The annual award, sponsored by TWAS Fellow Atta-ur-Rahman, will be given to a young chemist in a scientifically lagging country. The first recipient of the award will be announced at the 23rd General Meeting of TWAS scheduled to take place in Tianjin next year.
"The intention of the prize is to encourage young researchers in scientifically lagging countries to pursue careers in cutting-edge fields of chemistry," says Atta-ur-Rahman.
"The kind of research currently taking place in many developing countries," he states, "largely focuses on traditional fields of chemistry – for example, the study of simple chemical structures and compounds."
"Cutting-edge chemistry," he is quick to add, "now encompasses a much wider range of subject areas."
In fact, some of the most exciting areas of science today lie at the interface of chemistry and biology. Atta-ur-Rahman points to the emerging fields of cell signalling, neuroscience, bioinformatics and structural biology as examples. Chemistry, he observes, also plays a prominent role in nanotechnology and molecular medicine.
"The prize," Atta-ur-Rahman says, "is just one modest response to a larger challenge." Improving the state of chemistry will require a wide range of measures – for example, curriculum reform that recognizes and encourages young people to pursue research in these new fields, access to sophisticated equipment that is needed to conduct this research, a larger pool of research grants for undergraduate, graduate and postgraduate studies, and ample job opportunities for those students who choose chemistry as their career.

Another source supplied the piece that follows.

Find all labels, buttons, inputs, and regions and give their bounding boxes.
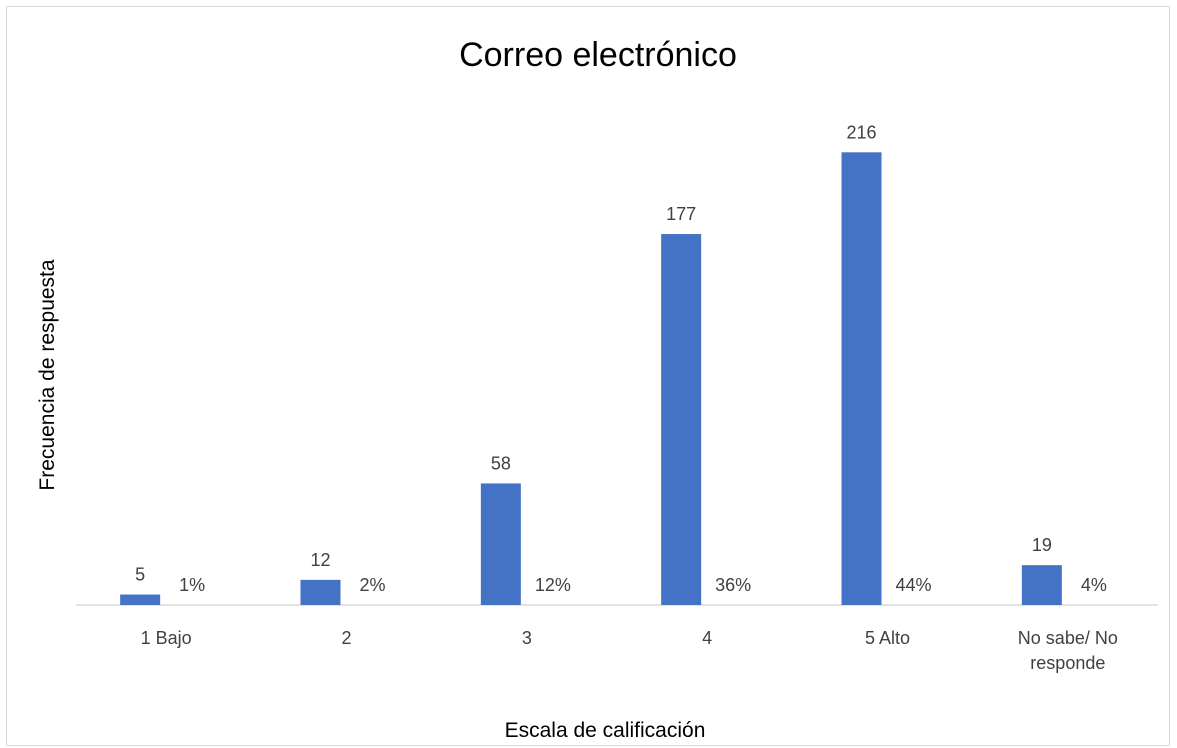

Organizations such as TWAS, the Organization of Islamic Cooperation's (OIC) Standing Committee on Scientific and Technical Cooperation (COMSTECH) in Pakistan, the International Foundation for Science (ISF) in Sweden and the World Health Organization (WHO) are helping to promote the field of chemistry, especially in their efforts to provide research grants.
But Atta-ur-Rahman says that much more needs to be done to ensure that young people in scientifically lagging countries have the opportunity to pursue careers in chemistry if that is where their interests and passions lie."
"The challenge is large," he admits. "But we now have an increasing number of developing countries and emerging economies that are showing the way."
"I am hopeful that excellence in chemistry research will grow in the years ahead and that a rising number of developing countries will recognize the critical role that chemistry plays in their economic and social well-being."